Bagaimana tidak, rencana pemerintah Provinsi DKI Jakarta menertibkan kawasan Kalijodo
banyak dipersoalkan oleh beberapa pihak yang merasa memiliki hak atas tanah
yang diklaim oleh Pemprov DKI Jakarta selama ini.
Walaupun demikian, bukan
berarti Pemprov DKI bisa semena-mena
menata kawasan Kalijodo dan mengabaikan hak-hak warga. Dikutip
dari laman Republika (17/2/2016)
Banyak publik yang tidak
mengetahui bahwa persoalan Kalijodo tidak hanya berpangkal pada masalah puluhan
rumah yang dijadikan sebagai lokasi perjudian dan prostitusi. Lebih dari itu,
kawasan Kalijodo dianggap telah berdiri di atas tanah yang disebut sebagai Kawasan
hijau sebagaimana yang
diklaim oleh Pemprov DKI Jakarta.
Atas nama lahan Negara dan
dalih Kawasan hijau, mereka yang bermukim di Kalijodo diperintahkan untuk segera angkat kaki
(sekilas seperti kasus Land Reform yang
dicetuskan oleh PKI). Tapi, kita juga perlu menyadari bahwa manuver pemerintah
dalam menata kawasan Kalijodo juga sah-sah saja. Apalagi tujuannya
ditujukan untuk kepentingan orang banyak. Perkara ada warga yang merasa haknya dilanggar itu bisa dibuktikan di pengadilan nanti. Tentunya upaya
itu bisa dilakukan apabila warga yang bersengketa memiliki surat-surat tanah
yang lengkap sebagai pemilik kawasan tersebut.
Jangan sampai upaya
penertiban ini mendatangkan kerusuhan seperti yang terjadi pada tahun 2015 lalu
di Kampung Pulo.

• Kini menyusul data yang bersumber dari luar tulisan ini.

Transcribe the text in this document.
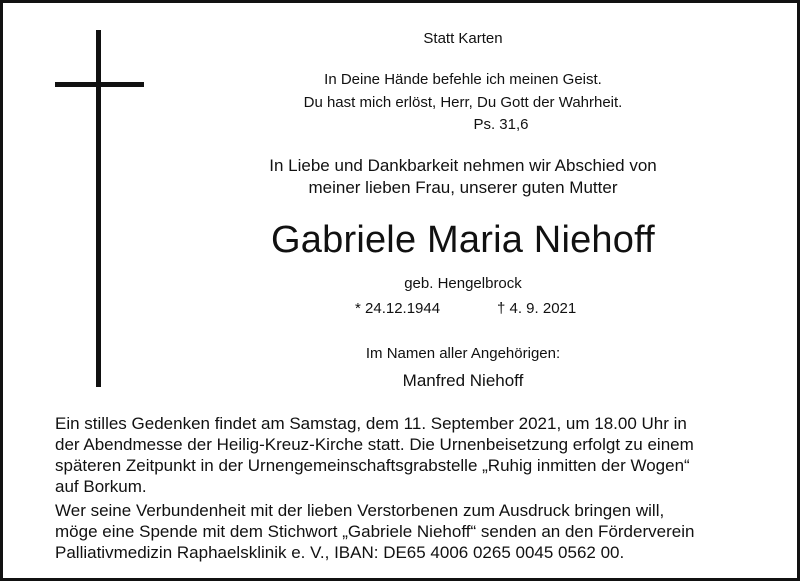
Statt Karten
In Deine Hände befehle ich meinen Geist.
Du hast mich erlöst, Herr, Du Gott der Wahrheit.
Ps. 31,6
In Liebe und Dankbarkeit nehmen wir Abschied von
meiner lieben Frau, unserer guten Mutter
Gabriele Maria Niehoff
geb. Hengelbrock
* 24.12.1944	† 4. 9. 2021
Im Namen aller Angehörigen:
Manfred Niehoff
Ein stilles Gedenken findet am Samstag, dem 11. September 2021, um 18.00 Uhr in
der Abendmesse der Heilig-Kreuz-Kirche statt. Die Urnenbeisetzung erfolgt zu einem
späteren Zeitpunkt in der Urnengemeinschaftsgrabstelle „Ruhig inmitten der Wogen“
auf Borkum.
Wer seine Verbundenheit mit der lieben Verstorbenen zum Ausdruck bringen will,
möge eine Spende mit dem Stichwort „Gabriele Niehoff“ senden an den Förderverein
Palliativmedizin Raphaelsklinik e. V., IBAN: DE65 4006 0265 0045 0562 00.
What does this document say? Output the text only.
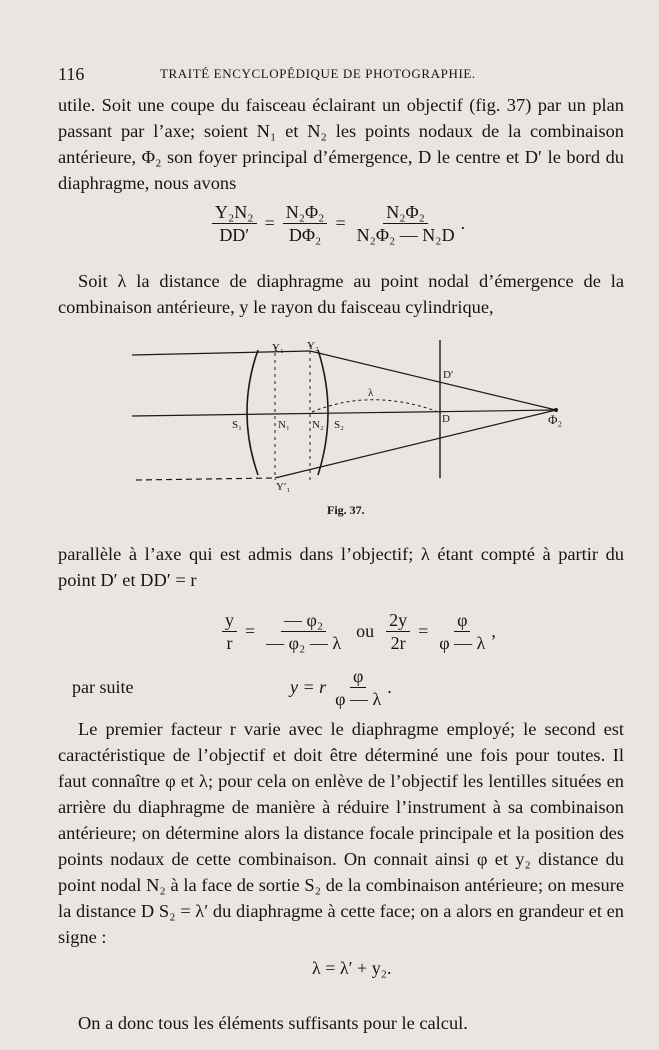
116	TRAITÉ ENCYCLOPÉDIQUE DE PHOTOGRAPHIE.

utile. Soit une coupe du faisceau éclairant un objectif (fig. 37) par un plan passant par l’axe; soient N₁ et N₂ les points nodaux de la combinaison antérieure, Φ₂ son foyer principal d’émergence, D le centre et D′ le bord du diaphragme, nous avons

$\frac{\text{Y₂N₂}}{DD'} = \frac{\text{N₂Φ₂}}{\text{DΦ₂}} = \frac{\text{N₂Φ₂}}{\text{N₂Φ₂ — N₂D}}$ .

Soit λ la distance de diaphragme au point nodal d’émergence de la combinaison antérieure, y le rayon du faisceau cylindrique,

Y₁ Y₂
D′
λ
S₁	N₁ N₂ S₂	D	Φ₂
Y′₁
Fig. 37.

parallèle à l’axe qui est admis dans l’objectif; λ étant compté à partir du point D′ et DD′ = r

$\frac{y}{r} = \frac{\text{— φ₂}}{\text{— φ₂ — λ}}$ ou $\frac{2y}{2r} = \frac{\varphi}{\varphi — \lambda}$ ,
par suite	y = r $\frac{\varphi}{\varphi — \lambda}$ .

Le premier facteur r varie avec le diaphragme employé; le second est caractéristique de l’objectif et doit être déterminé une fois pour toutes. Il faut connaître φ et λ; pour cela on enlève de l’objectif les lentilles situées en arrière du diaphragme de manière à réduire l’instrument à sa combinaison antérieure; on détermine alors la distance focale principale et la position des points nodaux de cette combinaison. On connait ainsi φ et y₂ distance du point nodal N₂ à la face de sortie S₂ de la combinaison antérieure; on mesure la distance D S₂ = λ′ du diaphragme à cette face; on a alors en grandeur et en signe :

λ = λ′ + y₂.

On a donc tous les éléments suffisants pour le calcul.
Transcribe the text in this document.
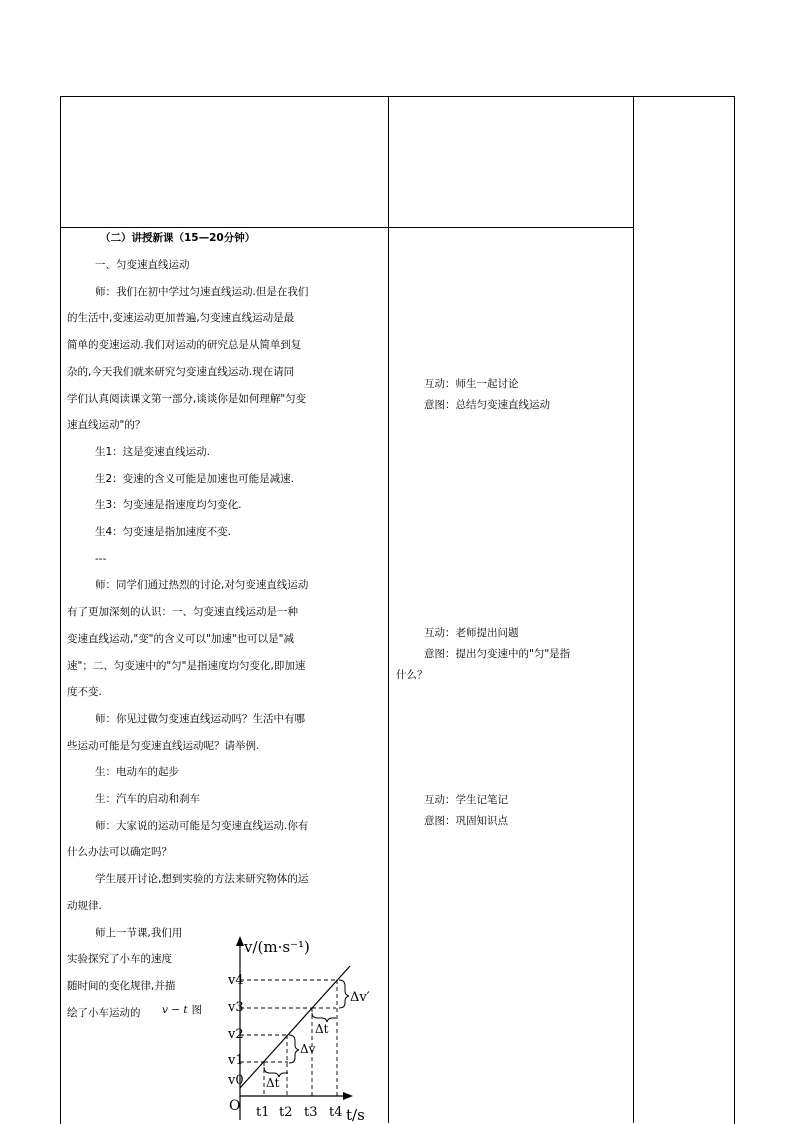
（二）讲授新课（15—20分钟）
一、匀变速直线运动
师：我们在初中学过匀速直线运动.但是在我们
的生活中,变速运动更加普遍,匀变速直线运动是最
简单的变速运动.我们对运动的研究总是从简单到复
杂的,今天我们就来研究匀变速直线运动.现在请同
学们认真阅读课文第一部分,谈谈你是如何理解"匀变
速直线运动"的？
生1：这是变速直线运动.
生2：变速的含义可能是加速也可能是减速.
生3：匀变速是指速度均匀变化.
生4：匀变速是指加速度不变.
---
师：同学们通过热烈的讨论,对匀变速直线运动
有了更加深刻的认识：一、匀变速直线运动是一种
变速直线运动,"变"的含义可以"加速"也可以是"减
速"；二、匀变速中的"匀"是指速度均匀变化,即加速
度不变.
师：你见过做匀变速直线运动吗？生活中有哪
些运动可能是匀变速直线运动呢？请举例.
生：电动车的起步
生：汽车的启动和刹车
师：大家说的运动可能是匀变速直线运动.你有
什么办法可以确定吗？
学生展开讨论,想到实验的方法来研究物体的运
动规律.
师上一节课,我们用
实验探究了小车的速度
随时间的变化规律,并描
绘了小车运动的	v − t 图
互动：师生一起讨论
意图：总结匀变速直线运动
互动：老师提出问题
意图：提出匀变速中的"匀"是指
什么？
互动：学生记笔记
意图：巩固知识点
v/(m·s⁻¹)
t/s
O
v0
v1
v2
v3
v4
t1 t2 t3 t4
Δt
Δv
Δt
Δv′
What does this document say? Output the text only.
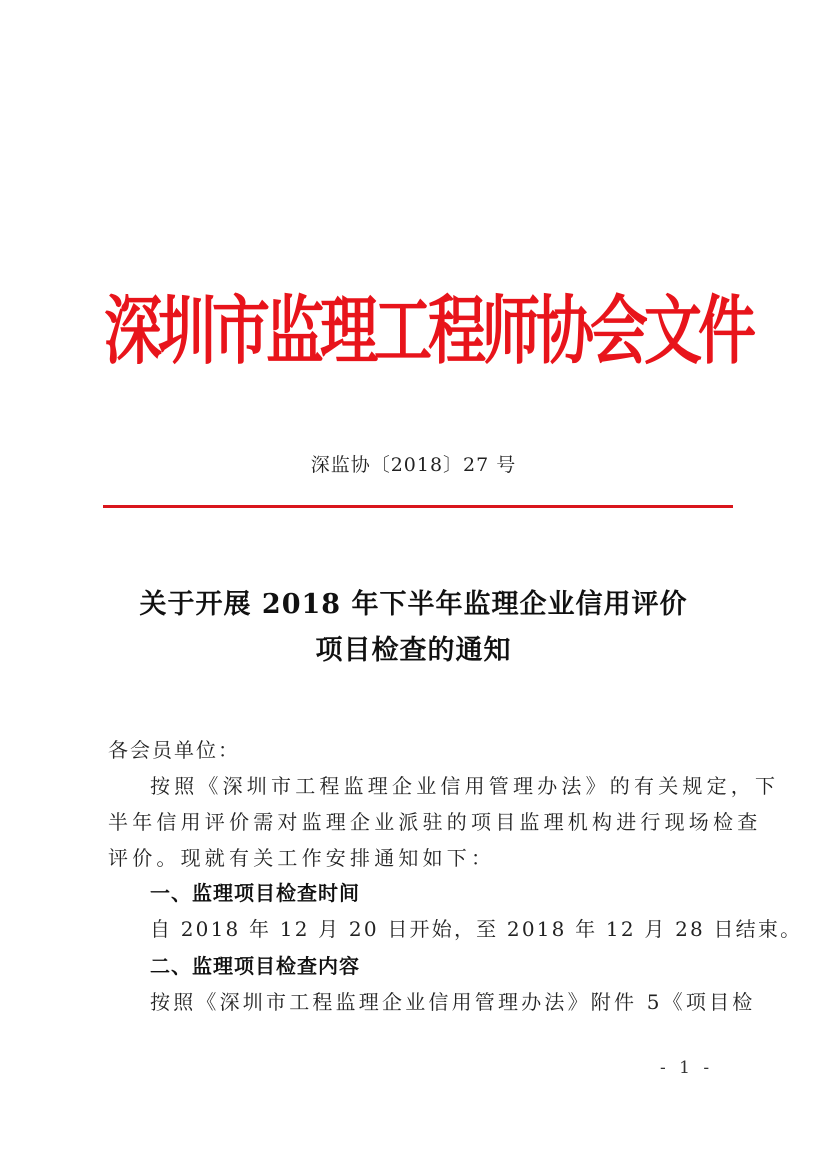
深圳市监理工程师协会文件
深监协〔2018〕27 号
关于开展 2018 年下半年监理企业信用评价
项目检查的通知
各会员单位：
按照《深圳市工程监理企业信用管理办法》的有关规定，下
半年信用评价需对监理企业派驻的项目监理机构进行现场检查
评价。现就有关工作安排通知如下：
一、监理项目检查时间
自 2018 年 12 月 20 日开始，至 2018 年 12 月 28 日结束。
二、监理项目检查内容
按照《深圳市工程监理企业信用管理办法》附件 5《项目检
- 1 -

Mengerahkan ribuan aparat untuk melakukan penggusuran paksa
dan dilakukan secara membabibuta bukanlah solusi yang tepat. Saya berharap ini
tidak terjadi pada Kalijodo. Perlakukanlah mbak dan tante-tante disana
dengan lembut dan sopan. Pemerintah DKI tidak boleh gegabah sehingga penertiban
ini nantinya bisa berjalan lancar tanpa menimbulkan korban jiwa.
Saya tidak bersikap
munafik, memberantas pelacuran atas nama moral adalah omong kosong. Saya
mendukung, apabila Ahok ingin menata kawasan Kalijodo guna disesuaikan dengan peruntukkannya, maka
langkah tersebut sudahlah tepat. Tapi apabila melenceng dari tujuan sebenarnya.
Saya akan berada di garda terdepan membela mbak-mbak ini.